What is the Process Like For Going Through a SOC 2 Type 2 Exam?
The initial stages of the SOC 2 Type 2 exam will include a review of the documentation provided. The testing itself can take a variety of forms, including those mentioned above.
Once the evaluation and testing are completed, the auditors will then create a report that notes the operating effectiveness of the controls, as well as any exceptions that are found.
How Should My Company Prepare?
It’s beneficial for a company to review the effectiveness and gaps in their own controls before beginning a SOC 2 Type 2 engagement. An independent CPA firm can help with this by providing a Readiness Assessment.
How Would a Company Decide They Need a SOC 2 Type 2 Report Over a Type 1?
A SOC 2 Type 2 report may be the right decision for your organization depending on a number of factors. A common reason to choose a SOC 2 Type 2 report is that your customer has requested the more extensive report type.

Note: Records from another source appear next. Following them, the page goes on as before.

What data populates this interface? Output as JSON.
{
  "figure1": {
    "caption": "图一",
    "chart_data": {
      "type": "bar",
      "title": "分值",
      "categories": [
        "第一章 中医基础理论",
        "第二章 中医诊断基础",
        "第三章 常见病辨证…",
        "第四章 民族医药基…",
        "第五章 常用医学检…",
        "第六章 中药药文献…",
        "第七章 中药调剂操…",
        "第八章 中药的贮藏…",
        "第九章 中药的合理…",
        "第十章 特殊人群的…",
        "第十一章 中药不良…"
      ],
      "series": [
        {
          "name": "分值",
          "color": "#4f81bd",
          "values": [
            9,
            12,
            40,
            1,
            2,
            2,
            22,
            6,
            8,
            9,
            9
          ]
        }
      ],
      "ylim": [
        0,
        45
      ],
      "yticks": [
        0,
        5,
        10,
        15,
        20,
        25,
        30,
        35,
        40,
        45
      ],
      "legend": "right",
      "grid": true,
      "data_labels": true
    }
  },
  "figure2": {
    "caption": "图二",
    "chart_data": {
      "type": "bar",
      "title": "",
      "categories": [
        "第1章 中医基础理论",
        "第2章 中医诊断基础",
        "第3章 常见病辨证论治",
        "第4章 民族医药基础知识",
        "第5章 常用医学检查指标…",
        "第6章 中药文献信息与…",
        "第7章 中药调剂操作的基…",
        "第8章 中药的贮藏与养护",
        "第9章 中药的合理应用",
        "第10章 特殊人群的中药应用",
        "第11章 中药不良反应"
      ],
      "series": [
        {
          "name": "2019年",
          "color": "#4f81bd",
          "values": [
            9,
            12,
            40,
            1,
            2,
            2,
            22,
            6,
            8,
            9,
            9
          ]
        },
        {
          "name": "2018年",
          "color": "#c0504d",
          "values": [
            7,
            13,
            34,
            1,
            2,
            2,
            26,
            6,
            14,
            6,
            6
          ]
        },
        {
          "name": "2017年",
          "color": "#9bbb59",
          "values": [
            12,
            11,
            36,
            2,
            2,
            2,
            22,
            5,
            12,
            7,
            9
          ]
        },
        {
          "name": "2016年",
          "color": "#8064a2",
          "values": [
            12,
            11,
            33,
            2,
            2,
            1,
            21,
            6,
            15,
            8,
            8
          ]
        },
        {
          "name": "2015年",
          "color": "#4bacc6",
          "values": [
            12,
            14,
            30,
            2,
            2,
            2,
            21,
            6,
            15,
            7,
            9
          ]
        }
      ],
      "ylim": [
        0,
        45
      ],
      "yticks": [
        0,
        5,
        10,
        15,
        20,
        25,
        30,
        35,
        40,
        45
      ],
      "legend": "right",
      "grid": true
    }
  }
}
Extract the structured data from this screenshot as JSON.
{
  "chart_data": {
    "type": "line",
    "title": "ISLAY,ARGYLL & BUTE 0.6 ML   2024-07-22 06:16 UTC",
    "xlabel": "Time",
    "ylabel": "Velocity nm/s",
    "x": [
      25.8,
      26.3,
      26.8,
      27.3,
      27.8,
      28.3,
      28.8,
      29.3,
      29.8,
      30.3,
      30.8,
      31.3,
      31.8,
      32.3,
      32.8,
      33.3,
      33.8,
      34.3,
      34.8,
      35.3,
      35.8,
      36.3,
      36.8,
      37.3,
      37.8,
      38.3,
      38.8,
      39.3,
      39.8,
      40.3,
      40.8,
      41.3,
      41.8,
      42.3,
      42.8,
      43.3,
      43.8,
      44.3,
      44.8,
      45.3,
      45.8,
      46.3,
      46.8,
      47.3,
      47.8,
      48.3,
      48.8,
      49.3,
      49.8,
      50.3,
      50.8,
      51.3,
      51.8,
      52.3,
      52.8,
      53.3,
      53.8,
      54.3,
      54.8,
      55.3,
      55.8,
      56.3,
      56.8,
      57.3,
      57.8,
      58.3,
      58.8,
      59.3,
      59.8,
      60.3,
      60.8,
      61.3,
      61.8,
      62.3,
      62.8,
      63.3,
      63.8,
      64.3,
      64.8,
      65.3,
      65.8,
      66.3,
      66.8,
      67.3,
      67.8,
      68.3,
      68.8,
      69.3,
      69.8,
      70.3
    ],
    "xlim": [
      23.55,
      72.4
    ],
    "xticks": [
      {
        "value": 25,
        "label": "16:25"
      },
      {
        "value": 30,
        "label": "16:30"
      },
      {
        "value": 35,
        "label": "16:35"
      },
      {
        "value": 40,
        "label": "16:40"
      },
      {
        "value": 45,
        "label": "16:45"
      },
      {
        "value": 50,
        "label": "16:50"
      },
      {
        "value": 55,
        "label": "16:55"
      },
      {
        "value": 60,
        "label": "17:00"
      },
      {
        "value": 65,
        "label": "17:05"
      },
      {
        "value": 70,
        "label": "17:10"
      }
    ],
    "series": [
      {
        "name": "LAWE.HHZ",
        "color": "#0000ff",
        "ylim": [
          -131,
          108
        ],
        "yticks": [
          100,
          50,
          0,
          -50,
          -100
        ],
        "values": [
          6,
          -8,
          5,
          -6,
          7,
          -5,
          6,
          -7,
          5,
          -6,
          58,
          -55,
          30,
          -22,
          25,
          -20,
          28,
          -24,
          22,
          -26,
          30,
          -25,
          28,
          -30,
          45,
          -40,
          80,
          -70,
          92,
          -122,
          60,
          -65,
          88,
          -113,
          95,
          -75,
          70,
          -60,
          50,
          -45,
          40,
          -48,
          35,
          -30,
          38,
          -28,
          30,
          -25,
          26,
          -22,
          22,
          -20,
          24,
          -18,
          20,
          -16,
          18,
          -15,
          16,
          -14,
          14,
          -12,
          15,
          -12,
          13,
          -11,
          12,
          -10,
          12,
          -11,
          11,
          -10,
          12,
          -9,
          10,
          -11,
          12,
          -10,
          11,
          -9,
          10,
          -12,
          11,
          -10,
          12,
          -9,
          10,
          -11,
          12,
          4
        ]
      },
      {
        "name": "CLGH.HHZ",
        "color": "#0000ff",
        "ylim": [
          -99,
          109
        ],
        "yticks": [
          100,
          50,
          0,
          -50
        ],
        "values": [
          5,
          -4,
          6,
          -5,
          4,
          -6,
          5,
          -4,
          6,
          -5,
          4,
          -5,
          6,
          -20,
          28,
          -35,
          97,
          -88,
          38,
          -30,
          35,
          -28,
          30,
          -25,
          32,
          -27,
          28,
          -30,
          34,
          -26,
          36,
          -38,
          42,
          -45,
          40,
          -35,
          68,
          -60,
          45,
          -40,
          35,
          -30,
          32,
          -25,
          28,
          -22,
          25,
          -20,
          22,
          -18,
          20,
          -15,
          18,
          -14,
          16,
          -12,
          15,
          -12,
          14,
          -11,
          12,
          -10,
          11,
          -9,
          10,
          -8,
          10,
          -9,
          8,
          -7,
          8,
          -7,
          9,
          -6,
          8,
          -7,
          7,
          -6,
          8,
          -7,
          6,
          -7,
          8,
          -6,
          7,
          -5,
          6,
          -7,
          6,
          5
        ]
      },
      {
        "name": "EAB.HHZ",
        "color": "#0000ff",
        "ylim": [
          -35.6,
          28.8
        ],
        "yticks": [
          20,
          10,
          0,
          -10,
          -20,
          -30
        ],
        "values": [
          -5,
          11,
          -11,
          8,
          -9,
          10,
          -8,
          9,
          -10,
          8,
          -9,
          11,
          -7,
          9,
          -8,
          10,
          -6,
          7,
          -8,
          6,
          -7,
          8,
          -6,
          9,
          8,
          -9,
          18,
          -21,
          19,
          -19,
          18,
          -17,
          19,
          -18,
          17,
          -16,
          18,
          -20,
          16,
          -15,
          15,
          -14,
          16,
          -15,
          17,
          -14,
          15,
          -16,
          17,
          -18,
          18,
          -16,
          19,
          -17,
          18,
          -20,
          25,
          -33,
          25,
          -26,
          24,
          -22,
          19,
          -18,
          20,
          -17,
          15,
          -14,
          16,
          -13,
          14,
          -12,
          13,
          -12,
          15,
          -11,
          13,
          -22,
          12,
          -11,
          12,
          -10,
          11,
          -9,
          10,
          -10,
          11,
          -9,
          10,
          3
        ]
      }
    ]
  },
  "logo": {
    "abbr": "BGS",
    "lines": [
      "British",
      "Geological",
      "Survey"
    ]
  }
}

However, you may also consider a SOC 2 Type 2 report for your own benefit. With the addition of testing of the controls, your company will have a clearer understanding of any areas in need of attention—or those which do not fully meet the expectations of the SOC auditors and your customers.
This can be an opportunity to make corrections or additions to your security and data handling policies and procedures before—and preferably instead of—dealing with a data breach.
A SOC 2 Type 2 can also be a powerful indicator to customers that your organization takes the security of their data seriously. It can serve as a competitive differentiator in crowded or highly competitive fields or markets, and many potential customers use SOC reports as a means of weeding out companies when evaluating new vendors.
Does My Company Need a Type 1 Report Before Getting a Type 2 Report?
No. A SOC 2 Type 2 report will include all of the elements of the Type 1 report, plus the additional testing. However, a Type 1 may be recommended to determine that the controls are suitably designed and implemented before jumping into a Type 2 too quickly.
What Are the Benefits of a SOC 2 Type 2 Report, and How Would a Company Use the Report?
A SOC 2 Type 2 report can help uncover opportunities for improvement in your processes and procedures.
A SOC 2 Type 2 report sends a clear message about your organization’s commitment to protecting customer data. Customers may be able to outsource services, but they cannot outsource their responsibility for the data that has been entrusted to them. This means your customers will want to be sure that your organization takes the security of their data as seriously as they do.
The SOC 2 Type 2 report can be an easy reason for a potential customer to choose your organization over another.
When is the Right Time to Pursue a SOC 2 Type 2 Report?
It’s beneficial to start a SOC 2 Type 2 report sooner than later, especially because it will take several months from the time you engage a SOC auditor until you receive your SOC 2 Type 2 report. These exams and reports take time to complete, and the sooner you have it available to share, the better your chances of winning the trust of new customers.
Learn More and Start the Process of Getting a SOC 2 Type 2 Exam and Report
A SOC 2 Type 2 report is a significant commitment, both in resources and in the message that it sends to customers. The benefits far outweigh the costs and time invested and offer reasonable assurance that you take the security and trust of your customers seriously and are doing everything you can to mitigate risks.